Le samedi 13 juillet 2013, ses amis ont remarqué son absence. C’est le lundi 15 juillet vers 17 heures qu’ils ont trouvé son corps sans vie à son domicile. Ils disent qu’il avait été torturé si violemment qu’ils pouvaient reconnaître seulement ses pieds : sa tête et ses testicules étaient gonflées et tout son corps portait des marques de fer à repasser.

Ses amis ne peuvent comprendre comment des personnes ont pu exercer une telle cruauté envers un être humain.

Depuis la découverte de son corps, le meurtre d’Eric Ohena Lembembe a été condamné par des Etats-Unis, l’Union européenne, la France et un certain nombre d’organisations locales et internationales. La nouvelle a été reprise par de nombreux médias, au Cameroun comme à l’étranger.

Le ministre camerounais de la Communication a réagi en convoquant une conférence de presse et a refusé de commenter ou condamner l’assassinat et a même demandé à la presse de ne plus en parler.

Menaces et violences

Bien avant l’assassinat d’Eric, les activistes LGBT faisaient face à des menaces et des violences. L« Eglise catholique camerounaise a récemment publié un communiqué contre l’homosexualité, d’autres organisent des “journées contre l’homosexualité”, tandis que le gouvernement fait mine d’ignorer la violence.

Les échelons les plus élevés du gouvernement semblent pris entre, d’une part, l’intolérance aveugle d’une partie des citoyens envers les homosexuels, et d’autre part par la pression de la communauté internationale et des bailleurs de fonds.

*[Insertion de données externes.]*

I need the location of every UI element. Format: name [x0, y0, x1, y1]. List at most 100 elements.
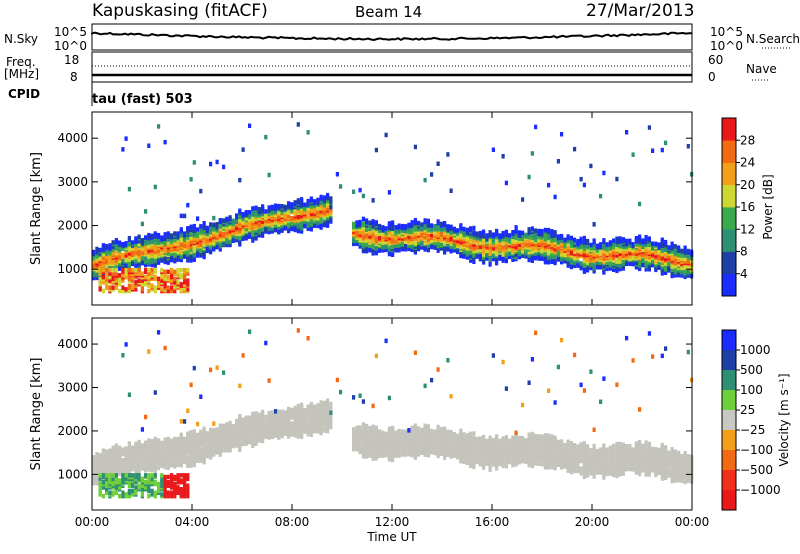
power-cell	[391, 243, 395, 248]
power-cell	[683, 250, 687, 255]
power-cell	[215, 159, 219, 165]
power-cell	[365, 241, 369, 246]
velocity-cell	[267, 416, 271, 422]
power-cell	[595, 254, 599, 259]
power-cell	[595, 243, 599, 249]
power-cell	[547, 234, 551, 239]
power-cell	[374, 250, 378, 256]
power-cell	[446, 152, 450, 157]
velocity-cell	[319, 409, 323, 414]
power-cell	[124, 271, 128, 276]
power-cell	[176, 280, 180, 285]
velocity-cell	[189, 440, 193, 446]
power-cell	[556, 159, 560, 164]
power-cell	[602, 256, 606, 261]
power-cell	[248, 234, 252, 239]
power-cell	[131, 249, 135, 254]
power-cell	[556, 234, 560, 239]
power-cell	[501, 230, 505, 236]
velocity-cell	[144, 414, 148, 420]
power-cell	[478, 230, 482, 236]
velocity-cell	[313, 404, 317, 410]
velocity-cell	[225, 426, 229, 432]
power-cell	[384, 226, 388, 231]
power-cell	[244, 210, 248, 215]
velocity-cell	[296, 328, 300, 333]
power-cell	[212, 222, 216, 227]
power-cell	[514, 225, 518, 230]
velocity-cell	[358, 443, 362, 448]
power-cell	[293, 200, 297, 205]
power-cell	[225, 216, 229, 222]
power-cell	[127, 236, 131, 241]
velocity-cell	[215, 427, 219, 432]
power-cell	[137, 271, 141, 276]
power-cell	[183, 267, 187, 273]
power-cell	[127, 260, 131, 265]
power-cell	[186, 202, 190, 208]
velocity-cell	[183, 483, 187, 488]
power-cell	[560, 233, 564, 239]
power-cell	[134, 236, 138, 241]
power-cell	[173, 237, 177, 242]
power-cell	[582, 266, 586, 271]
velocity-cell	[153, 493, 157, 499]
power-cell	[127, 274, 131, 280]
power-cell	[121, 147, 125, 152]
velocity-cell	[183, 493, 187, 499]
power-cell	[404, 228, 408, 234]
power-cell	[319, 219, 323, 224]
power-cell	[644, 260, 648, 266]
velocity-cell	[322, 400, 326, 406]
power-cell	[166, 274, 170, 280]
velocity-cell	[241, 434, 245, 439]
velocity-cell	[225, 422, 229, 427]
power-cell	[248, 213, 252, 218]
power-cell	[111, 250, 115, 256]
velocity-cell	[111, 456, 115, 461]
power-cell	[504, 240, 508, 245]
power-cell	[488, 239, 492, 244]
power-cell	[248, 217, 252, 223]
velocity-cell	[371, 403, 375, 409]
power-cell	[101, 243, 105, 248]
velocity-cell	[248, 418, 252, 423]
power-cell	[147, 243, 151, 249]
velocity-cell	[293, 405, 297, 411]
velocity-cell	[319, 427, 323, 433]
power-cell	[550, 229, 554, 234]
velocity-cell	[134, 441, 138, 447]
velocity-cell	[361, 426, 365, 432]
power-cell	[634, 236, 638, 241]
power-cell	[384, 239, 388, 245]
velocity-cell	[147, 349, 151, 354]
noise-right-top-tick: 10^5	[710, 25, 743, 39]
power-cell	[296, 122, 300, 127]
power-cell	[303, 222, 307, 227]
power-cell	[283, 212, 287, 217]
velocity-cell	[378, 440, 382, 445]
power-cell	[199, 224, 203, 229]
power-cell	[189, 235, 193, 240]
power-cell	[108, 253, 112, 259]
velocity-cell	[153, 490, 157, 495]
velocity-cell	[326, 424, 330, 429]
velocity-cell	[261, 409, 265, 415]
power-cell	[488, 230, 492, 235]
power-cell	[579, 261, 583, 266]
velocity-cell	[319, 400, 323, 405]
velocity-cell	[140, 487, 144, 492]
power-cell	[534, 124, 538, 130]
power-cell	[612, 247, 616, 253]
power-cell	[287, 201, 291, 206]
velocity-cell	[196, 441, 200, 447]
power-cell	[144, 235, 148, 240]
velocity-cell	[170, 490, 174, 495]
power-cell	[508, 233, 512, 238]
velocity-cell	[170, 473, 174, 478]
noise-left-bottom-tick: 10^0	[54, 39, 87, 53]
power-cell	[137, 278, 141, 283]
power-cell	[98, 267, 102, 273]
power-cell	[163, 239, 167, 245]
power-cell	[131, 240, 135, 245]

Ces derniers exigent en effet du gouvernement de faire cesser la violence contre les personnes LGBT, d’abroger les lois discriminatoires et de respecter les conventions internationales signées par le Cameroun.

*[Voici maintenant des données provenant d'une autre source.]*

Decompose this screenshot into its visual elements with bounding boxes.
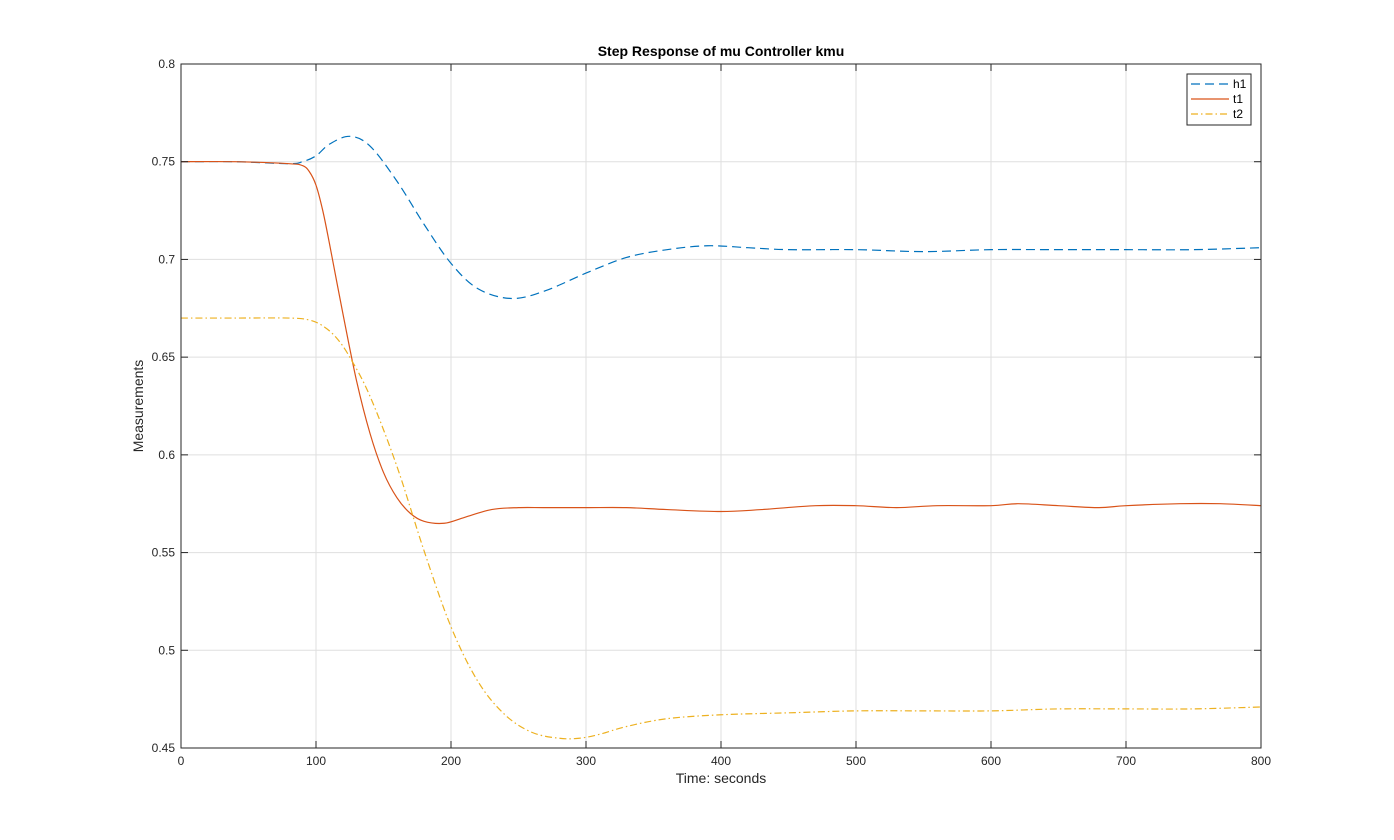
x-tick-label: 400 bbox=[711, 754, 731, 768]
x-tick-label: 300 bbox=[576, 754, 596, 768]
x-axis-label: Time: seconds bbox=[676, 770, 767, 786]
chart-title: Step Response of mu Controller kmu bbox=[598, 43, 845, 59]
x-tick-label: 600 bbox=[981, 754, 1001, 768]
x-tick-label: 800 bbox=[1251, 754, 1271, 768]
legend-label-h1: h1 bbox=[1233, 77, 1247, 91]
y-tick-label: 0.75 bbox=[152, 155, 176, 169]
y-tick-label: 0.7 bbox=[158, 252, 175, 266]
y-tick-label: 0.5 bbox=[158, 643, 175, 657]
y-tick-label: 0.55 bbox=[152, 546, 176, 560]
x-tick-label: 500 bbox=[846, 754, 866, 768]
y-tick-label: 0.65 bbox=[152, 350, 176, 364]
y-tick-label: 0.8 bbox=[158, 57, 175, 71]
series-lines bbox=[180, 135, 1262, 740]
x-tick-label: 100 bbox=[306, 754, 326, 768]
series-line-t2 bbox=[181, 317, 1262, 740]
x-tick-label: 0 bbox=[178, 754, 185, 768]
series-line-h1 bbox=[180, 135, 1262, 300]
y-axis-label: Measurements bbox=[130, 360, 146, 453]
legend-label-t1: t1 bbox=[1233, 92, 1243, 106]
x-tick-label: 200 bbox=[441, 754, 461, 768]
y-tick-label: 0.45 bbox=[152, 741, 176, 755]
x-tick-label: 700 bbox=[1116, 754, 1136, 768]
legend-label-t2: t2 bbox=[1233, 107, 1243, 121]
series-line-t1 bbox=[180, 160, 1262, 525]
axis-ticks: 0 100 200 300 400 500 600 700 800 0.45 0.5 0.55 0.6 0… bbox=[152, 57, 1272, 768]
y-tick-label: 0.6 bbox=[158, 448, 175, 462]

Pour se rendre compte de l’homophobie ambiante, Il est possible, pour ceux qui ont l’estomac solide, de parcourir les commentaires sur les sites d’informations camerounais.

Cette lecture peut aussi montrer à quel point l’homosexualité est mal comprise au Cameroun. Elle est souvent associée avec des rites magiques néfastes dits du “ magico-anal ”, prétendument destinés à accéder à des positions de pouvoir et l’homosexualité semble ainsi être devenue un symbole de la corruption de ceux au pouvoir (lorsque des listes d’homosexuels présumés dans des positions de pouvoir ont été publiées en 2006 par des journaux cherchant des ventes à tout prix, le gouvernement a réagit en soutenant que la sexualité de chacun doit rester une affaire privée).

Dans cet imaginaire, l’homosexualité est aussi assimilée au harcèlement sexuel, à la pédophilie, à la zoophilie, etc.

Le fait que les pays et institutions occidentaux aient exprimé leur indignation contre la violence envers les personnes LGBT est instrumentalisé pour détourner l’attention du public camerounais des nombreuses autres violations de droits humains dont font état plusieurs rapports.

L’homosexualité est ainsi faussement présentée comme un symbole des différences des valeurs “ occidentales ” en opposition aux valeurs “ africaines ”.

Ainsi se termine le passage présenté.